The only way to get it back online has been to power cycle the device while holding the reset pin down and having to restore from backup.
Based on the fact that we haven't seen any smoking guns in the logs we're thinking that it could be hardware related but that's more of a guess right now.
Please let me know if any of you have run into anything similar or know where I can be looking closer to determine a root cause for this issue. Any help is appreciated.
Hmm, it shows 'OK' at the serial console when you hit return but nothing else?
Ctl-c does nothing?
Ctl-t will often respond when nothing else does. That will show whatever the current process is which can be useful if it's locked up on something. And it proves it's running, though if it's still routing traffic it must be.
Can you open new connections at that point or only keep open existing traffic?
The most likely way to get info, when there's nothing in the system logs, is to log the console output if you can. That may rake some time if it's not easily replicable.
Thanks @stephenw10 ,
I'll try entering ctrl+t next time to see if that works. ctlc+c does in fact do nothing as it appears to be locked up to all other input.
Once it gets into this state no new connections either local or remote can be opened as far as I know. Requests to the web management page time out and remote SSH connections appear to connect but show the same thing as the console output does (minus the "Ok". Verified that it does accept the connection while viewing verbose output from SSH).
The part that really confuses me is how it continues to route traffic out the WAN interface. If it were failing, I would expect it to just up and die. But it sort of limps along with some functionality for a period of time. I'm not sure how long that would last as by then we're already back in the office having to reboot/rebuild it.
Thanks again for your help,
You can see odd behaviour like that if it exhausts the state table. You should see that logged in the monitoring graphs though and messages reflecting it in the system log.

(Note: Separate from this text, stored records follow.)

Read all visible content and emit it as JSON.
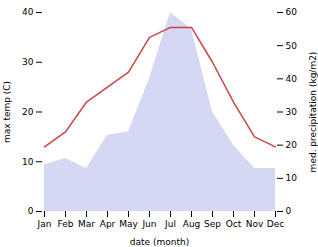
{
  "chart_data": {
    "type": "line",
    "categories": [
      "Jan",
      "Feb",
      "Mar",
      "Apr",
      "May",
      "Jun",
      "Jul",
      "Aug",
      "Sep",
      "Oct",
      "Nov",
      "Dec"
    ],
    "series": [
      {
        "type": "area",
        "axis": "y2",
        "color": "#b0b8e8",
        "values": [
          14,
          16,
          13,
          23,
          24,
          40,
          60,
          55,
          30,
          20,
          13,
          13
        ]
      },
      {
        "type": "line",
        "color": "#cc4444",
        "values": [
          13,
          16,
          22,
          25,
          28,
          35,
          37,
          37,
          30,
          22,
          15,
          13
        ]
      }
    ],
    "xlabel": "date (month)",
    "ylabel": "max temp (C)",
    "y2label": "med. precipitation (kg/m2)",
    "ylim": [
      0,
      40
    ],
    "yticks": [
      0,
      10,
      20,
      30,
      40
    ],
    "y2lim": [
      0,
      60
    ],
    "y2ticks": [
      0,
      10,
      20,
      30,
      40,
      50,
      60
    ]
  }
}
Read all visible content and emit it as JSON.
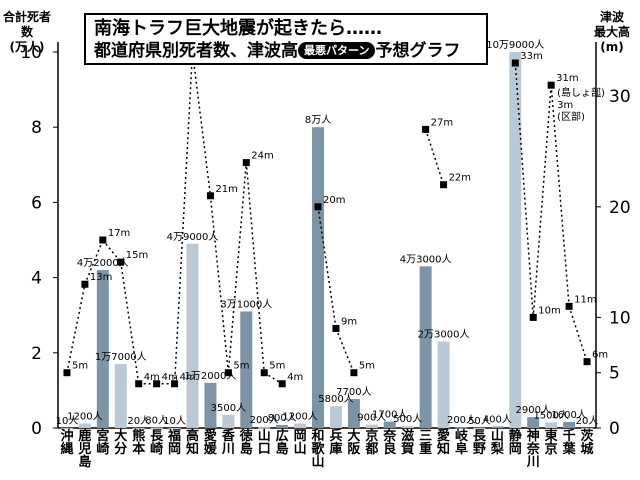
{
  "title": {
    "line1": "南海トラフ巨大地震が起きたら……",
    "line2_prefix": "都道府県別死者数、津波高",
    "badge": "最悪パターン",
    "line2_suffix": "予想グラフ"
  },
  "left_axis": {
    "line1": "合計死者数",
    "line2": "(万人)"
  },
  "right_axis": {
    "line1": "津波",
    "line2": "最大高(m)"
  },
  "chart_data": {
    "type": "bar",
    "title": "南海トラフ巨大地震が起きたら…… 都道府県別死者数、津波高 最悪パターン 予想グラフ",
    "ylabel": "合計死者数(万人)",
    "y2label": "津波最大高(m)",
    "ylim": [
      0,
      10
    ],
    "y2lim": [
      0,
      34
    ],
    "yticks": [
      0,
      2,
      4,
      6,
      8,
      10
    ],
    "y2ticks": [
      0,
      5,
      10,
      20,
      30
    ],
    "grid": false,
    "bar_colors": {
      "light": "#b9cad6",
      "dark": "#7d94a6"
    },
    "line_style": "dotted-with-square-markers",
    "categories": [
      "沖縄",
      "鹿児島",
      "宮崎",
      "大分",
      "熊本",
      "長崎",
      "福岡",
      "高知",
      "愛媛",
      "香川",
      "徳島",
      "山口",
      "広島",
      "岡山",
      "和歌山",
      "兵庫",
      "大阪",
      "京都",
      "奈良",
      "滋賀",
      "三重",
      "愛知",
      "岐阜",
      "長野",
      "山梨",
      "静岡",
      "神奈川",
      "東京",
      "千葉",
      "茨城"
    ],
    "bar_shade": [
      "light",
      "light",
      "dark",
      "light",
      "light",
      "light",
      "light",
      "light",
      "dark",
      "light",
      "dark",
      "light",
      "dark",
      "light",
      "dark",
      "light",
      "dark",
      "light",
      "dark",
      "light",
      "dark",
      "light",
      "dark",
      "light",
      "dark",
      "light",
      "dark",
      "light",
      "dark",
      "light"
    ],
    "series": [
      {
        "name": "死者数",
        "unit": "万人",
        "values": [
          0.001,
          0.12,
          4.2,
          1.7,
          0.002,
          0.008,
          0.001,
          4.9,
          1.2,
          0.35,
          3.1,
          0.02,
          0.08,
          0.12,
          8.0,
          0.58,
          0.77,
          0.09,
          0.17,
          0.05,
          4.3,
          2.3,
          0.02,
          0.005,
          0.04,
          10.9,
          0.29,
          0.15,
          0.16,
          0.002
        ],
        "labels": [
          "10人",
          "1200人",
          "4万2000人",
          "1万7000人",
          "20人",
          "80人",
          "10人",
          "4万9000人",
          "1万2000人",
          "3500人",
          "3万1000人",
          "200人",
          "800人",
          "1200人",
          "8万人",
          "5800人",
          "7700人",
          "900人",
          "1700人",
          "500人",
          "4万3000人",
          "2万3000人",
          "200人",
          "50人",
          "400人",
          "10万9000人",
          "2900人",
          "1500人",
          "1600人",
          "20人"
        ]
      },
      {
        "name": "津波最大高",
        "unit": "m",
        "values": [
          5,
          13,
          17,
          15,
          4,
          4,
          4,
          34,
          21,
          5,
          24,
          5,
          4,
          null,
          20,
          9,
          5,
          null,
          null,
          null,
          27,
          22,
          null,
          null,
          null,
          33,
          10,
          31,
          11,
          6
        ],
        "labels": [
          "5m",
          "13m",
          "17m",
          "15m",
          "4m",
          "4m",
          "4m",
          "34m",
          "21m",
          "5m",
          "24m",
          "5m",
          "4m",
          "",
          "20m",
          "9m",
          "5m",
          "",
          "",
          "",
          "27m",
          "22m",
          "",
          "",
          "",
          "33m",
          "10m",
          "31m",
          "11m",
          "6m"
        ]
      }
    ],
    "annotations": [
      "(島しょ部)",
      "3m",
      "(区部)"
    ]
  }
}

You can also see odd things if the system is unable to write to root. That can see services slowly drop out as they attempt to restart. And since logs cannot be written it can be easy to miss. You would see error messages i the console though if you are logging that output. So maybe the drive is completely full or it stops repsonding for some reason but recovers after a power cycle. That usually only ever happens on an SSD. The eMMC, if it fails, usually just disappears forever.